In fact, some see the reverse happening: people might vote for Obama because he is black. Kern said some people she knows are voting for Obama to show that America is no longer racist.
“They want the world to know America can vote for a black candidate,” Kern said.
Some of Kern”s Republican friends have told her they are telling others they are voting for McCain, but are actually planning to vote for Obama. Monson said he does not think this will happen, but he does think there will be an unprecedented amount of black people who will turn out on Election Day, 90 percent of whom are Democrats, he said.
In order to see if there are still prejudices against black candidates running for office, Monson helped create a survey as part of a Harris Poll. Monson said the survey was conducted in such a way that participants would be more inclined to give truthful answers than they would in a poll. In a poll, he said a person is asked specific questions. If they say they are a Democrat and are later asked if they will vote for a black candidate running for the Democratic Party, they may feel they have to say yes, in order to not appear racist, Monson said.

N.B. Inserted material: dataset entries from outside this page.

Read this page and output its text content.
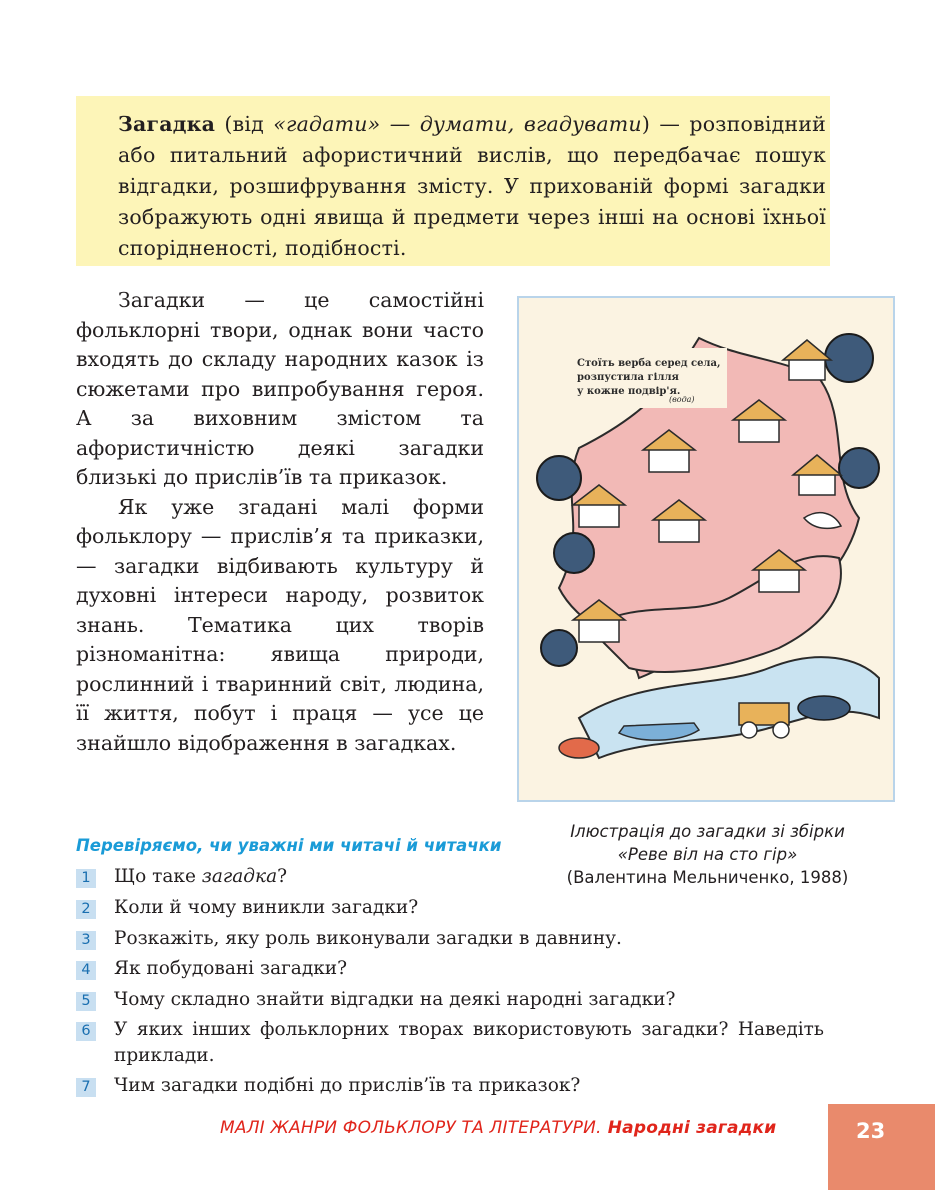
Загадка (від «гадати» — думати, вгадувати) — розповідний або питальний афористичний вислів, що передбачає пошук відгадки, розшифрування змісту. У прихованій формі загадки зображують одні явища й предмети через інші на основі їхньої спорідненості, подібності.

Загадки — це самостійні фольклорні твори, однак вони часто входять до складу народних казок із сюжетами про випробування героя. А за виховним змістом та афористичністю деякі загадки близькі до прислів’їв та приказок.

Як уже згадані малі форми фольклору — прислів’я та приказки, — загадки відбивають культуру й духовні інтереси народу, розвиток знань. Тематика цих творів різноманітна: явища природи, рослинний і тваринний світ, людина, її життя, побут і праця — усе це знайшло відображення в загадках.

Стоїть верба серед села,
розпустила гілля
у кожне подвір'я.
(вода)
Ілюстрація до загадки зі збірки
«Реве віл на сто гір»
(Валентина Мельниченко, 1988)
Перевіряємо, чи уважні ми читачі й читачки
1 Що таке загадка?
2 Коли й чому виникли загадки?
3 Розкажіть, яку роль виконували загадки в давнину.
4 Як побудовані загадки?
5 Чому складно знайти відгадки на деякі народні загадки?
6 У яких інших фольклорних творах використовують загадки? Наведіть приклади.
7 Чим загадки подібні до прислів’їв та приказок?
МАЛІ ЖАНРИ ФОЛЬКЛОРУ ТА ЛІТЕРАТУРИ. Народні загадки	23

In Monson”s survey, participants were given five different situations and were told to check which situations would make them angry. Participants were told that only the total number of situations would be looked at, not the individual answers. In the end, the survey concluded that an insignificant number of people would not vote for someone just because they were black. It did find some people would be more upset about a woman (25 percent) or a Mormon (27 percent) being a president than a black person (nine percent). According to Monson”s survey results, the character of a person running for office was more important to people than race, sex or religion.

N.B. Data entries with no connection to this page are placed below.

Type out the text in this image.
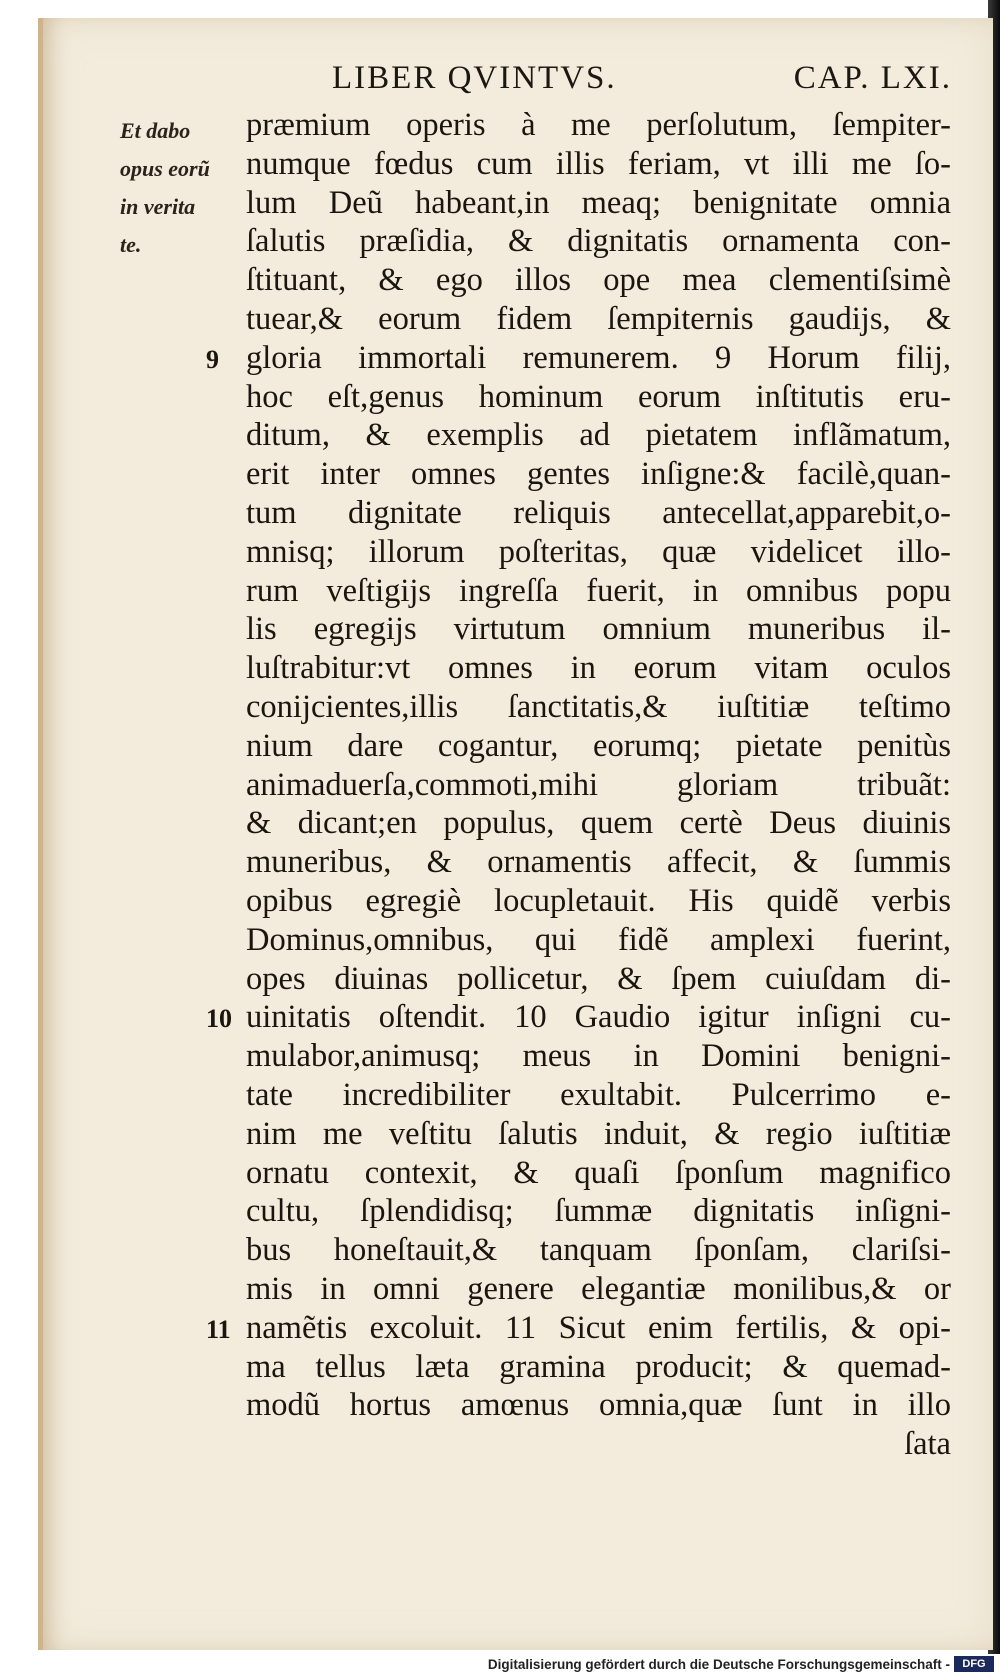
LIBER QVINTVS.	CAP. LXI.
Et dabo
opus eorũ
in verita
te.
9
10
11
præmium operis à me perſolutum, ſempiter-
numque fœdus cum illis feriam, vt illi me ſo-
lum Deũ habeant,in meaq; benignitate omnia
ſalutis præſidia, & dignitatis ornamenta con-
ſtituant, & ego illos ope mea clementiſsimè
tuear,& eorum fidem ſempiternis gaudijs, &
gloria immortali remunerem. 9 Horum filij,
hoc eſt,genus hominum eorum inſtitutis eru-
ditum, & exemplis ad pietatem inflãmatum,
erit inter omnes gentes inſigne:& facilè,quan-
tum dignitate reliquis antecellat,apparebit,o-
mnisq; illorum poſteritas, quæ videlicet illo-
rum veſtigijs ingreſſa fuerit, in omnibus popu
lis egregijs virtutum omnium muneribus il-
luſtrabitur:vt omnes in eorum vitam oculos
conijcientes,illis ſanctitatis,& iuſtitiæ teſtimo
nium dare cogantur, eorumq; pietate penitùs
animaduerſa,commoti,mihi gloriam tribuãt:
& dicant;en populus, quem certè Deus diuinis
muneribus, & ornamentis affecit, & ſummis
opibus egregiè locupletauit. His quidẽ verbis
Dominus,omnibus, qui fidẽ amplexi fuerint,
opes diuinas pollicetur, & ſpem cuiuſdam di-
uinitatis oſtendit. 10 Gaudio igitur inſigni cu-
mulabor,animusq; meus in Domini benigni-
tate incredibiliter exultabit. Pulcerrimo e-
nim me veſtitu ſalutis induit, & regio iuſtitiæ
ornatu contexit, & quaſi ſponſum magnifico
cultu, ſplendidisq; ſummæ dignitatis inſigni-
bus honeſtauit,& tanquam ſponſam, clariſsi-
mis in omni genere elegantiæ monilibus,& or
namẽtis excoluit. 11 Sicut enim fertilis, & opi-
ma tellus læta gramina producit; & quemad-
modũ hortus amœnus omnia,quæ ſunt in illo
ſata
Digitalisierung gefördert durch die Deutsche Forschungsgemeinschaft -	DFG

Even if the Bradley Effect did have a factor in the election, Monson said it would only occur in a few states and possibly a few demographic groups, but there might not be any evidence after the election because of how small the effect could be.
However, students have differing opinions. Sara Lewis, a black BYU student from Little Rock, Ark., majoring in exercise science, said she would not be surprised if the Bradley Effect has a large impact in this election. She said she thinks the effect could happen in the North as well as in the South, but she said more people in the South may be willing to say they were racist than in the North.
Although Monson does not think the Bradley Effect will be a factor in the race, he does think racism may be a factor. Monson said racism has diminished significantly because of how people are now raised and socialized, but there is still evidence of it. Lewis said she has seen this diminishing effect manifested in her hometown, decreasing with each generation.
While race may be an issue to some people in the upcoming elections, Tyler Nickl, a junior majoring in American studies, said the most important issue everyone is looking at right now is the economy. He said in the 1980s there were issues about race being discussed, like affirmative action and civil rights, but those are not big topics right now. Alyson Paxman, a sophomore from Redlands, Calif., said the support Obama is receiving is evidence race is not as big a factor as it once was.
Bret Evans, a junior majoring in political science, thinks America”s younger generation is generally open-minded, and that other variables besides race will take precedence.
“Most voters are going to care about the issues and not vote off of something so superficial as race,” Evans said.